Approximately 13 years ago, the Institute of Medicine issued a milestone report entitled “To Err is Human” on preventable errors in national hospitals that initiated the patient-safety movement. Unfortunately, according to a study conducted in January of this year, not much has changed: six out of seven hospital-based adverse events, mistakes and accidents go unreported. This could mean that many instances of medical malpractice are being concealed.
The report, the National Incident Study on Adverse Events in Hospitals Among Medicare Beneficiaries, was conducted by the Department of Health and Human Services’ Office of the Inspector General (OIG). The OIG estimated that greater than 130,000 Medicare beneficiaries suffered one or more adverse event in a hospital during a single month.
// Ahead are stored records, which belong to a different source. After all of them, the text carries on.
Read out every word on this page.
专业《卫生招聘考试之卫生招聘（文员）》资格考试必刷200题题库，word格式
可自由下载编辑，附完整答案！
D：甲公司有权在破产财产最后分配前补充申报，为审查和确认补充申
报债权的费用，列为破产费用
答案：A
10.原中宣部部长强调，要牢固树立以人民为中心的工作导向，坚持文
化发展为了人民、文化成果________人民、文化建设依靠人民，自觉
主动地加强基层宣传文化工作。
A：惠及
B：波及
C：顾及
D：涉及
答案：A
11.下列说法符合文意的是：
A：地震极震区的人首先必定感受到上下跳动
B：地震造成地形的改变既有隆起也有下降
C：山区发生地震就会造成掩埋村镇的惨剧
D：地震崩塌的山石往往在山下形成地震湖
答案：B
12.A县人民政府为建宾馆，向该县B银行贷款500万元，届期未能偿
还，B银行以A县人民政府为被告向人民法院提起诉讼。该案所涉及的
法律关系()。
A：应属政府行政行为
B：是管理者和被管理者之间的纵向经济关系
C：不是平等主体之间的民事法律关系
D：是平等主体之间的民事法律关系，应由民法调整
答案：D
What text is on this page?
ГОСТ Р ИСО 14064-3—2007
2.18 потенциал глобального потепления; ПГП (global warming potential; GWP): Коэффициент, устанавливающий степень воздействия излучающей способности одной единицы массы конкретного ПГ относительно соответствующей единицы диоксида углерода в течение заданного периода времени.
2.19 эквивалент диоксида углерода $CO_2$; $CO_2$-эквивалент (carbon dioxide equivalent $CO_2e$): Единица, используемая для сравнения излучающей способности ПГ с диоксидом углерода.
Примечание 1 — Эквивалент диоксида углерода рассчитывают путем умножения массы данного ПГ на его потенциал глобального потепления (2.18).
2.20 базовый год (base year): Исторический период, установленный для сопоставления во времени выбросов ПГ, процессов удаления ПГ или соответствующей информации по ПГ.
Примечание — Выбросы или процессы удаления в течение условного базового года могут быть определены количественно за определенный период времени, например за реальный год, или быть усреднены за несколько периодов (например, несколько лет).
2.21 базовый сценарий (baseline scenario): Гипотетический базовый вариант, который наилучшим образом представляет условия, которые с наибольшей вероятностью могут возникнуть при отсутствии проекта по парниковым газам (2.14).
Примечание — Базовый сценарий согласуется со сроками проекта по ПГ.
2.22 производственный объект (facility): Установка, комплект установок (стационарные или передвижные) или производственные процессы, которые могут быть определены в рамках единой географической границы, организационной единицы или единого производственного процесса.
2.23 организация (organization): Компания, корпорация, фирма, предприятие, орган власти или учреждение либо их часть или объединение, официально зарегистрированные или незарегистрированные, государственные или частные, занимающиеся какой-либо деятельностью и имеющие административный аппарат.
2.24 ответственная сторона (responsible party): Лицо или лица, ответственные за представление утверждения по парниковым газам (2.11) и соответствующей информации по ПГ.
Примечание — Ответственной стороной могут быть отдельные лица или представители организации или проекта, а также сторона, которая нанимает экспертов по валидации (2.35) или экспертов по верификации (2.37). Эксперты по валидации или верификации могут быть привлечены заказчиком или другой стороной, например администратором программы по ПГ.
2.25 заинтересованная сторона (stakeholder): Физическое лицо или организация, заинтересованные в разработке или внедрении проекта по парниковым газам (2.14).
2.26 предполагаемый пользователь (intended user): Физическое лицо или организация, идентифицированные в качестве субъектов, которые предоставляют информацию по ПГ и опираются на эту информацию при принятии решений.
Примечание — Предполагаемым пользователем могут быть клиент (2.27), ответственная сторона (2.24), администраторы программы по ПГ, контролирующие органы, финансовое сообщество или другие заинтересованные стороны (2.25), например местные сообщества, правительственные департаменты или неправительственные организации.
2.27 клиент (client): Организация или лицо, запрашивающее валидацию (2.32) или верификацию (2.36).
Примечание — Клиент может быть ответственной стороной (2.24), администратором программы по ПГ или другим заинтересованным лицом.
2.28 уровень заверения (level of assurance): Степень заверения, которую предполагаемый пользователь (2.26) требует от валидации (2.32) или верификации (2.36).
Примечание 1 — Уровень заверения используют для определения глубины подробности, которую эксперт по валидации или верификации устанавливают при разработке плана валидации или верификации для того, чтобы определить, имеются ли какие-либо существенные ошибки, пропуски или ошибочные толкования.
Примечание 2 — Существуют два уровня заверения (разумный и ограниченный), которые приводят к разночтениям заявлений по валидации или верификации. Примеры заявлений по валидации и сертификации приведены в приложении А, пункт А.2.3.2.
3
Further, the OIG found that serious adverse events, even ones resulting in death, were not more likely to be reported than minor ones.
Reasons why errors may not be reported include:
- Lack of Recognition: the hospital staff does not view many events as adverse ones or errors at all, but rather as routine
- Fear of Retribution: the staff fears reprisal for errors even if they may not be due to negligence
- Disbelief: denial that adverse events occur and a propensity to bury one’s head in the sand
- Competing Pressures: safety can take a back seat to the increasing burdens of healthcare reform requirements
- Productivity Demands: pressure to maximize the number of patients in order to generate profits increases safety errors
- The Stress of Multi-tasking: the hectic pace of hospital work and the varied simultaneous tasks make doctors more prone to errors
One remedy is to push hospitals towards a “just culture” model of error reporting. A “just culture” approach takes into consideration that when a medical professional makes a mistake that is not due to negligence and could have been done by someone similarly situated, that it is likely the system was a contributing factor. Most hospitals do not make this distinction, and, therefore, honest reporting, which could prevent future errors, is stymied. Indeed, most reports are sent to risk a management department whose goal is to minimize legal exposure.
One example of a “just culture” approach and a hospital that has changed its habits on error reporting is the University of Michigan Health System (UMHS). In 2001, the UMHS set up a full disclosure procedure that combines online incident reporting, a multidisciplinary claims review committee, effective and candid communication with patients and family members, and a quality-improvement initiative directed by reported errors.
Another possible option is a national public reporting system for adverse events similar to what exists for consumer product safety issues. In such a system, anyone, from a patient to a hospital staff member, could report events online as well as receive follow-up and assistance related to their report.
The one thing that is certain is that the healthcare industry should not continue to ignore the issue or call for more research; action is needed and needed now.